CANADA - The chair of Sask Pork estimates Russia's ban on Canadian pork imports will cost Saskatchewan pork producers about $20,000,000, writes Bruce Cochrane for Farmscape.
In response to sanctions imposed over the crisis in Ukraine Russia has banned certain food imports from Canada, the US, the European Union, Australia, and Norway, including meat, fish, milk, and milk products and fruits and vegetables for a year.
Florian Possberg, the chair of the Saskatchewan Pork Development Board, notes about 70 per cent of the pork produced in Canada is exported and Russia was our fourth largest destination.

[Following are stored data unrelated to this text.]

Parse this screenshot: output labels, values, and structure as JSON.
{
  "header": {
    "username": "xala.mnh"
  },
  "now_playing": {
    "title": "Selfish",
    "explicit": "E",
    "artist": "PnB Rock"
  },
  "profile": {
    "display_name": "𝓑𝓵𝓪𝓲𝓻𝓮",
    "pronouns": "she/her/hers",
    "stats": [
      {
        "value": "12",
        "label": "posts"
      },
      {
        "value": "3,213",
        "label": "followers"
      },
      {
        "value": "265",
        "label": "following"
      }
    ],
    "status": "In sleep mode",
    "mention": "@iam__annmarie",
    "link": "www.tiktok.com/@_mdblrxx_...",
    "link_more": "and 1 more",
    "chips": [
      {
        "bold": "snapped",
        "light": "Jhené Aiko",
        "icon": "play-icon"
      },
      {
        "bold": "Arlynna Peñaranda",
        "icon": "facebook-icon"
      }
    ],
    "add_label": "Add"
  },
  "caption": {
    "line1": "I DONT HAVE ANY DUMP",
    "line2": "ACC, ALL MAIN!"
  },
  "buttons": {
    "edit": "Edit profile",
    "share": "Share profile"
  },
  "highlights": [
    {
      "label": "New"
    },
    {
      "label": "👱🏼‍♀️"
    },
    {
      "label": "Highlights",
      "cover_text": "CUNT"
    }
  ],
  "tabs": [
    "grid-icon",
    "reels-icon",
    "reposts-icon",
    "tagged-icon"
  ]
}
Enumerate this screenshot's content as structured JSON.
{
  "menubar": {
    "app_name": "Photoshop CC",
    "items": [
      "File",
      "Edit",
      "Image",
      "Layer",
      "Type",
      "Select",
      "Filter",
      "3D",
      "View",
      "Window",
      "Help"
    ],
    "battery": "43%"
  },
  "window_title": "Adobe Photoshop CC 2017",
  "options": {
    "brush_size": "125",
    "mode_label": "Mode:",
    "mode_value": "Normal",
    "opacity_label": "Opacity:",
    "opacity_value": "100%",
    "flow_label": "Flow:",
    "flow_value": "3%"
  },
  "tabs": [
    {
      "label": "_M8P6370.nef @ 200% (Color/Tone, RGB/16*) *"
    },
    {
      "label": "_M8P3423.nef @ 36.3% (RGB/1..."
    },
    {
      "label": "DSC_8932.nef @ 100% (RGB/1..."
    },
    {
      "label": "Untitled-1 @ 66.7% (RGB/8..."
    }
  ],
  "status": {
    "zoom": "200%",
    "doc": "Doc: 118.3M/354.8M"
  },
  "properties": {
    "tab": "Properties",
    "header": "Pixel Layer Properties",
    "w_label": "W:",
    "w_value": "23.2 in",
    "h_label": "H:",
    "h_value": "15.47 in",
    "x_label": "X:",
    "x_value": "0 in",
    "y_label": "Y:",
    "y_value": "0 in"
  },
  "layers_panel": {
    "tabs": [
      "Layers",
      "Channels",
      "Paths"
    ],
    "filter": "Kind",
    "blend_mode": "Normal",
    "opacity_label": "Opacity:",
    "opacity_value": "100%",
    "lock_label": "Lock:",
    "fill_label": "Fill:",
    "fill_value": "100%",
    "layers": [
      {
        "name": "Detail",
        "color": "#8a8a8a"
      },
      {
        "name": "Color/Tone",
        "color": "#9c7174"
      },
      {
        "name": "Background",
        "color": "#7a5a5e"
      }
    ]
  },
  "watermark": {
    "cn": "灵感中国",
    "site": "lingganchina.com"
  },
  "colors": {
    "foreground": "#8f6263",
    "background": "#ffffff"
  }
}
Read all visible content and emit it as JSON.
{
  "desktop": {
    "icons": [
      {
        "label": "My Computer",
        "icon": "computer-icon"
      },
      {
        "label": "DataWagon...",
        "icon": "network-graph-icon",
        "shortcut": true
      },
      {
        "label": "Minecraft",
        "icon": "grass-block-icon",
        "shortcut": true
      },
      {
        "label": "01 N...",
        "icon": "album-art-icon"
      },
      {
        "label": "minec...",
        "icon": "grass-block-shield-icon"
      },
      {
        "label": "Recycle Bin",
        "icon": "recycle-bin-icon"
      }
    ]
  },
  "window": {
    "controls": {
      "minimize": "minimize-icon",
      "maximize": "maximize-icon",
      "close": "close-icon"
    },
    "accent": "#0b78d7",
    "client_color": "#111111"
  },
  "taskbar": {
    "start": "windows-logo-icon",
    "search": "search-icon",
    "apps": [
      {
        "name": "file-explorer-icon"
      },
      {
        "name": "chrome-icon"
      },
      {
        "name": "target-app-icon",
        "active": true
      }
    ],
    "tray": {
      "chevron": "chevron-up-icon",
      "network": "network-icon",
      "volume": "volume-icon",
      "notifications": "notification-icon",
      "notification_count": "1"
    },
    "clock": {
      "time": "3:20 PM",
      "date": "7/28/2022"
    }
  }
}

Florian Possberg-Saskatchewan Pork Development Board:
So far in 2014, between January and May, we shipped over $200,000,000 worth of pork to Russia so losing that market at the same time as some of the typical back door methods of getting pork into Russia have been closed through the Ukraine and Europe as well means that there is a change in the supply demand situation for pork and as a consequence the futures, the Chicago Mercantile lean hog futures have dropped about five to seven cents a pound which is over $10 a hog.
Now there's other factors at play as well but there's no question that that impacted our price and the price perception.
Saskatchewan, we would produce just under 2,000,000 hogs a year.
If we're looking at $5 to $10 a hog reduction, we're looking at a $20,000,000 change to our bottom line.
Mr Possberg acknowledges pork producers are still making money but from 2007 to 2013 the Canadian pork industry faced huge losses and producers were counting on 2014 to fill an equity hole so anything the Canadian government can do to improve market access is in our benefit.